Catching up to what one is supposedly (or supposed to be) doing “now”, by means of technological speed (‘advocative’ or votary velocity?), I suggest, shrinks “real-time” – because of which the so-called “tipping point” in political decision-making has been missed or misrepresented. However, I think the same effect expands “nodal/modal time”.
In a chapter of his book entitled “Living”, Richard Wollheim” concedes that a person leads life at the crossroads where past and future meet. He insists that the life-timing question is at the heart of understanding the coherence of “self-identity”. We are assured this must logically be the case thusly:
If self = f then when f might occur is remarkable, as it must be the case that sometimes f has not occurred nor failed to occur and we must discover the facts which contribute to fulfilling f.
I agree that this posture of “hanging between” the flux and flutter of life is especially important to remember. While basic science has purchased solemnity with radical impersonality and left merely probable status for events that, not surprisingly, occur; sociological and psychological review has managed, no matter, to expose nodal moments of awakening when person-being hangs unworn (unminded). Perhaps, then, thinking stitches us together thwartwise, along the warp of lapsing memory and weft of reflexive attention, embroidering life’s fabric (forgive the poetry). I’m inclined to think so.
Bolzano defined a proposition as analytically true when universally valid with respect to at least one of its constituent terms.
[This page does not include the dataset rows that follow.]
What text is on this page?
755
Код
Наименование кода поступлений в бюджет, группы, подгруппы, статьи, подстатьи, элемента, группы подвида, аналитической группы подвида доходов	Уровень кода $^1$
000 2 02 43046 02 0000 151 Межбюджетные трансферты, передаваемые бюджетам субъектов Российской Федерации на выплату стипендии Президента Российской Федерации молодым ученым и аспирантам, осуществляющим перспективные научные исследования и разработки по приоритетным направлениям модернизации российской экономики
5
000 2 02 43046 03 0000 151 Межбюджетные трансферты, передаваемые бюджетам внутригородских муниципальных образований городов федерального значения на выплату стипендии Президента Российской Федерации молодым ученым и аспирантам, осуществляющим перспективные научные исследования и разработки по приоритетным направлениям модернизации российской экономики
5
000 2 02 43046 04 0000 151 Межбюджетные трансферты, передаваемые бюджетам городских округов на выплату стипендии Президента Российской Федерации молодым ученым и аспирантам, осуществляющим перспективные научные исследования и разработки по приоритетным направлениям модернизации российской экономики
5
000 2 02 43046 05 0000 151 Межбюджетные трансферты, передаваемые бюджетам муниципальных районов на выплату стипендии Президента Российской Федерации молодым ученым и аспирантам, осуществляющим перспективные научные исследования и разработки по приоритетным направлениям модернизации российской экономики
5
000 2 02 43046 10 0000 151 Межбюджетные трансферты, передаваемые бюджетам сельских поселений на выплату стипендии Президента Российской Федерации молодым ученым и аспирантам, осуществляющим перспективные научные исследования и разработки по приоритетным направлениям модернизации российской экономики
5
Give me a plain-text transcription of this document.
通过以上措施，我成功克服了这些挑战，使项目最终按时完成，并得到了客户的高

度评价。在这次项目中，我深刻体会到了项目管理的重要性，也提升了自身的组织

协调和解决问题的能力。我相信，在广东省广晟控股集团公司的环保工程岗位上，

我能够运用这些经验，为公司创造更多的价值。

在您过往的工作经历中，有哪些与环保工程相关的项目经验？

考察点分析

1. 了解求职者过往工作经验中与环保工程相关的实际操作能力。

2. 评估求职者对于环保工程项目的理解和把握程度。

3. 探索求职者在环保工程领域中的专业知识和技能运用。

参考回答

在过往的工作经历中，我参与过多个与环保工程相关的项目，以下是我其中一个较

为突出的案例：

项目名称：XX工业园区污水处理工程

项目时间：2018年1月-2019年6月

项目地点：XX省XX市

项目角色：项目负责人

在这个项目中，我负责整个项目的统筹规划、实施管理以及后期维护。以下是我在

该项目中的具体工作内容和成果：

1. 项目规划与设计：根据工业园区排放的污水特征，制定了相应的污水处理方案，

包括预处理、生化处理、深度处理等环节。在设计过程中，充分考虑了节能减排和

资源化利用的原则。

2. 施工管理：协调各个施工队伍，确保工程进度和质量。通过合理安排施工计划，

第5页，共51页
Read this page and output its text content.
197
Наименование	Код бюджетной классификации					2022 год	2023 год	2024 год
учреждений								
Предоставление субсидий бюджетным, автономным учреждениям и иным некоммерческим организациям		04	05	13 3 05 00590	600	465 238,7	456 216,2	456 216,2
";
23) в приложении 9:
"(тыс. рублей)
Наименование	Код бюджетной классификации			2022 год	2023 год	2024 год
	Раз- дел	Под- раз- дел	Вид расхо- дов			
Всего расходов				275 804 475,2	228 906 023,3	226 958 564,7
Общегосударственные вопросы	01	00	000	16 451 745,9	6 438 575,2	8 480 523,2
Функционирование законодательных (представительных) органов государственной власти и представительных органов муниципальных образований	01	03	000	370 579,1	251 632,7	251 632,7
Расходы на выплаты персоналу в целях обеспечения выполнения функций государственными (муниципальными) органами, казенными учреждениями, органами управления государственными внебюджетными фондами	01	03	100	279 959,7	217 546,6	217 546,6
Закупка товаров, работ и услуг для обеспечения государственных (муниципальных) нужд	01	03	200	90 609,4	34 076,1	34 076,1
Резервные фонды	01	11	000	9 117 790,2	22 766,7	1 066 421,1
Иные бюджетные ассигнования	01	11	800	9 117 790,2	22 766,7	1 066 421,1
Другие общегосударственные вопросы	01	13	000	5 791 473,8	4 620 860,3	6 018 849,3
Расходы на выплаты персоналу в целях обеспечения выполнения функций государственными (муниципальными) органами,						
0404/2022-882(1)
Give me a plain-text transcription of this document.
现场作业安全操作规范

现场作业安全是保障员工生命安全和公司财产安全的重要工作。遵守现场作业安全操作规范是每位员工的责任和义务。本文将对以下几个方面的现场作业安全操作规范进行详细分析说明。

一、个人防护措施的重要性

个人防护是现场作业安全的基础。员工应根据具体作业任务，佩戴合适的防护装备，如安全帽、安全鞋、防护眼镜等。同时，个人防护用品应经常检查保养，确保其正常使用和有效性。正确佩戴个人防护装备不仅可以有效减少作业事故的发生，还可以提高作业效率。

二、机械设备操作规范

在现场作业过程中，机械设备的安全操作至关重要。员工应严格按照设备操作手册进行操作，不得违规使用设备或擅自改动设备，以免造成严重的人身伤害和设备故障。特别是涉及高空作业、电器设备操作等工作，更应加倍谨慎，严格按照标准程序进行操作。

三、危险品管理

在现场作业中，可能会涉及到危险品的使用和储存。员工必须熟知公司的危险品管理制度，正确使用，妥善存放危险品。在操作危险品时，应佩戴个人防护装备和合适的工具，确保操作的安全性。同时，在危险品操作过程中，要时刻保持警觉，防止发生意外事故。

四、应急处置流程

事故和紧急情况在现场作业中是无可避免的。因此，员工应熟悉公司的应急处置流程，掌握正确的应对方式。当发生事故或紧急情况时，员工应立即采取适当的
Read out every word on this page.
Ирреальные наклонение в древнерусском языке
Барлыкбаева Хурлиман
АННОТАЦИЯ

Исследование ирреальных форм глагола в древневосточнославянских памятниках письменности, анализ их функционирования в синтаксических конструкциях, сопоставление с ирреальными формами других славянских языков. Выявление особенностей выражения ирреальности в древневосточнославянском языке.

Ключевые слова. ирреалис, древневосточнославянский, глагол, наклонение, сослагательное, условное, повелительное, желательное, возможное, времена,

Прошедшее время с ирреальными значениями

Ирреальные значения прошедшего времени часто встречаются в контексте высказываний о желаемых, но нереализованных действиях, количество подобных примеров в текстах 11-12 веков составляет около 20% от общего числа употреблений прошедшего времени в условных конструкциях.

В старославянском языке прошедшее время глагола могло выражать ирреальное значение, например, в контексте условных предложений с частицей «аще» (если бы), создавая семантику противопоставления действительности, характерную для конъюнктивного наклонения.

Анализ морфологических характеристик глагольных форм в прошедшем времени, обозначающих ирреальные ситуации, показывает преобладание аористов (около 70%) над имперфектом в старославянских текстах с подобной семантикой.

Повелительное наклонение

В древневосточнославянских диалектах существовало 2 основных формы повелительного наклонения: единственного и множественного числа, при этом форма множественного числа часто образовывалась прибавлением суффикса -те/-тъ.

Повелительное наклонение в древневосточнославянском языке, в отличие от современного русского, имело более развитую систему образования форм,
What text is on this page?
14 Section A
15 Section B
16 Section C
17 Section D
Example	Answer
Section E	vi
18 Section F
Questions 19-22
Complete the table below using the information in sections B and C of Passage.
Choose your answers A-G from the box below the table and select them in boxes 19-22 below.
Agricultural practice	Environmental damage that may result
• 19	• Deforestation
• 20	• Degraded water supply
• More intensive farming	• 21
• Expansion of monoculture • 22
Most of us believe, positively, that our discourse is true or false by virtue of being about real things.
“In the philosophy of mathematics acceptance of the realist’s gambit results in mathematical realism, the view that there is a domain of specifically mathematical objects, by reference to which mathematical statements acquire their truth values In the philosophy of modality it results in what we shall call modal realism, the doctrine that there are specifically modal objects; possible worlds, counterparts of actual objects, positions in logical space, or what have you, which are the specific subject matter of modal discourse, by reference to which modal sentences are true or false.” (Mondadori & Morton, Modal Realism: the Poisoned Pawn, Philosophicl Review, Jan. 1976). The feeling among modalists is that possible-world semantics is harmless. Modal propositions involve operators, such as “might” or “must”, which operate on predicates of individual things to make other predicates of individuals (such as “can break”, “might break” or “is breakable” are made from “breaks”) as well as dispositional suffixes (such as dissolves, ignites, flows) and dispositional predicates (solubility, flammability, etc.). “A dispositional predicate is true of an object by virtue of the physical properties it possesses (what in the world makes it work)” ibid. However, actuality changes with time and possibilities also pass. The past is linear (sequence of actualized possibilities) and the future branches into fractals of objects that may or may not happen. Possibilities that have yet to pass are expressed by “might” idioms. “There is no shortage of objective physical facts to account for the truth of “might” sentences. The difficult thing is to be sure which facts are responsible, which are the facts that are necessary for the relevant possibility to be… In order to know what facts are responsible for the truth at time T of “A might have ø’d”, one has to know the properties which A possessed at some earlier time (T), which, if he had gone on to ø would have been the reason for his ø’ing.” Ibid.
Suggested reading also: Alvin Plantiga & Saul Kripke, “Naming, Necessity and Natural Kinds”, Cornell Univ., 1977 – essays; “Transworld Identity & Worldbound Indiiduals”, “Identity & Necessity”.